De manière succincte, la laïcité consacre la neutralité de l’État et de l’ensemble des institutions publiques vis-à-vis des religions et des cultes ont il garantit le libre exercice, sans discrimination. Cela se traduit donc par une séparation du politique et du religieux, l’État ne se mêlant pas du culte et les églises, organismes et associations religieuses n’exerçant pas de pression sur les institutions et les autorités publiques. La laïcité découle nécessairement d’une volonté politique qui se traduit par une proclamation officielle de type légal (loi), voire constitutionnel (loi fondamentale ou suprême),  comme en France

Le terme « laïcité » est propre à la langue, à la culture historique et au droit français et ce, exclusivement, car aucune autre langue ne dispose d’un vocable équivalent. En anglais, par exemple, il n’existe en la matière que le terme « secularism » dont la signification est bien différente comme expliqué brièvement ci-dessous. En langue arabe également, on a du mal à proposer un néologisme reflétant exactement ce concept qui demeure étranger à la plupart des nations du fait qu’il s’agit d’une spécificité de la France.

L’individu ne peut pas être qualifié de « laïque »; il en est de même de la société, celle-ci ne pouvant être que sécularisée. Seul l’État et des institutions publiques peuvent se proclamer laïques. Une confusion sémantique persiste cependant du fait qu’à côté de l’adjectif « laïque », on trouve le mot « laïc » qui désigne une personne qui ne fait pas partie du clergé. L’absence de clergé en islam, du moins au sein de la majorité sunnite, rend tout recours au vocable « laïc » non avenu.

Il y a lieu à ce niveau de relativiser la perception d’absolu censée caractériser la « laïcité à la française », ou « laïcité  fermée » qui tente tellement de nombreux Québécois. En effet, l’État français prend en charge l’entretien des lieux de culte nationalisés depuis la loi de séparation de l’église et de l’État de 1909; il finance grassement les écoles privées, très majoritairement chrétiennes, tant au niveau central que sur le plan régional, voire municipal; il maintient des aumôniers dans les armées, les hôpitaux et les prisons; il donne congé pour les seules fêtes chrétiennes…La liste est longue et permet de contrer les « intégristes de la laïcité » qui sévissent en France, avec leur inévitable influence sur le Québec.

Il est essentiel de distinguer la sécularisation de la laïcité car la première est une réalité  sociologique qui illustre le recul du religieux et de la pratique religieuse dans la population, comme c’est le cas en Occident en général et au Québec en particulier. Ici,  la sécularisation de la société – réalité évidente – n’a pas encore abouti à une forme de laïcité de l’État, exception faite de l’enseignement public qui a été déconfessionnalisé.
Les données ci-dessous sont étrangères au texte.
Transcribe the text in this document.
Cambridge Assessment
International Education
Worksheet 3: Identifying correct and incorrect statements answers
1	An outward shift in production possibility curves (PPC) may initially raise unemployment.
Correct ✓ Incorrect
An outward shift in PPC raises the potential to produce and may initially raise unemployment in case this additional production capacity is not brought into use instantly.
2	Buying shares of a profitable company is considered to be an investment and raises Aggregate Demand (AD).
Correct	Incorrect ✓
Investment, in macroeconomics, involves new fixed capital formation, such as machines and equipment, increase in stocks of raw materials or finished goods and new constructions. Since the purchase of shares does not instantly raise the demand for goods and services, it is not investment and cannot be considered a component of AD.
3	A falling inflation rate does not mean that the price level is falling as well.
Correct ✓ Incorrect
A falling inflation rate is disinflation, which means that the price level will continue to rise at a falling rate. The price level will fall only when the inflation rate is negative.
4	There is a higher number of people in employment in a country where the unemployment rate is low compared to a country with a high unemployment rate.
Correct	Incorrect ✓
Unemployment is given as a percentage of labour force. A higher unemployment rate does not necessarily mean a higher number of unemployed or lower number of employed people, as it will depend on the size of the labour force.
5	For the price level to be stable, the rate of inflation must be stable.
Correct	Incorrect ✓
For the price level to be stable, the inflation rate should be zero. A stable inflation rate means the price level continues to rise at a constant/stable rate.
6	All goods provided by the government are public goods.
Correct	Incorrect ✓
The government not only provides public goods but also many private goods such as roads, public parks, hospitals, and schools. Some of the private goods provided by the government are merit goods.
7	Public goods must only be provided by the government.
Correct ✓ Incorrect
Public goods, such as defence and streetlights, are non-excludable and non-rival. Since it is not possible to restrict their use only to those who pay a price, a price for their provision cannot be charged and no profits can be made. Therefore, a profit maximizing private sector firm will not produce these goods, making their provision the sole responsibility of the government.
Mythes et embûches attachés au concept de laïcité
  • La confusion qui persiste au Québec entre ces deux concepts cause des incompréhensions et des non-sens non négligeables du fait qu’une partie de la société n’hésite pas à transférer sa sécularisation sur un État qui n’est pas encore laïque au-delà de l’exception signalée ci-dessus et qui concerne la fin de  l’enseignement religieux catholique et protestant, laissant place à un cours obligatoire d’éthique et de culture religieuse (ECR). Ce dernier n’a pas pour but une transmission de la foi d’une ou de plusieurs  religions; il se distingue par le caractère informatif et l’approche culturelle des religions, avec un accent particulier sur l’héritage judéo-chrétien qui a profondément marqué le Québec.
  • Les musulmans doivent absolument se débarrasser d’une fausse croyance qui assimile laïcité et athéisme, le néologisme « La Diniya » ayant malheureusement marqué les esprits Rien de plus faux car la neutralité de l’État n’a rien d’hostile envers le religieux qui est libre de s’organiser comme il l’entend, bien évidemment dans le respect de la loi, de l’ordre public et des bonnes mœurs. En outre, le fait qu’un État soit laïque ne signifie pas du tout qu’il prône l’athéisme; il se contente d’être neutre, de ne pas intervenir dans les affaires religieuses et de traiter tous les croyants – et les non-croyants – sur le même pied.
  • Les musulmans d’ici n’ont pas à redouter la laïcité. Bien au contraire, ils devraient la considérer comme une chance  pour eux et pour les autres minorités religieuses dont la liberté est assurée avec équité. Il y a lieu de rappeler que la loi de 1905 a été des plus bénéfiques pour les minorités protestante et juive de France
  • La Turquie n’a rien d’un État laïque; le cas turc constitue l’antithèse même de la  théocratie (gouvernement par des religieux)  puisque tout le champ religieux, y compris pour la majorité Sunnite, est totalement verrouillé et étroitement contrôlé par l’État. Ainsi, des milliers de fonctionnaires gardent sous haute surveillance les mosquées, les confréries et l’exercice du culte, incluant les prêches (Khotba)  prononcés à travers le pays et qui proviennent du gouvernement, lequel rémunère les imams et autres officiers du culte.
  • Le reproche répété aux États musulmans d’avoir proclamé officiellement  l’islam comme religion d’État dénote un problème chez de nombreux Occidentaux qui s’adonnent allègrement au réflexe du « deux poids, deux mesures ». Ils feignent d’ignorer que de nombreux pays font de même  avec la religion chrétienne comme en Scandinavie ou en Grande Bretagne où, de surcroît, la Reine d’Angleterre est le chef de l’église anglicane. Un autre exemple concerne l’Argentine où le président de la république doit obligatoirement être de religion catholique (ce qui avait forcé à l’époque Carlos Menem à renoncer à l’islam pour exercer la magistrature suprême).
  • En dépit de la sécularisation de la société, particulièrement au Québec, ni le Canada, ni le Québec ne sont des États laïques, même si on y vit, de fait et grâce aux Chartes des droits et libertés fédérale et provinciale, une certaine neutralité des pouvoirs publics et la non-discrimination envers l’exercice d’une foi quelconque. Le préambule de la Constitution, proclame d’ailleurs la « suprématie de Dieu ». Enfin, outre le domaine scolaire évoqué ci-dessus, le Québec ne s’est doté d’aucun texte légal affirmant la laïcité de l’État.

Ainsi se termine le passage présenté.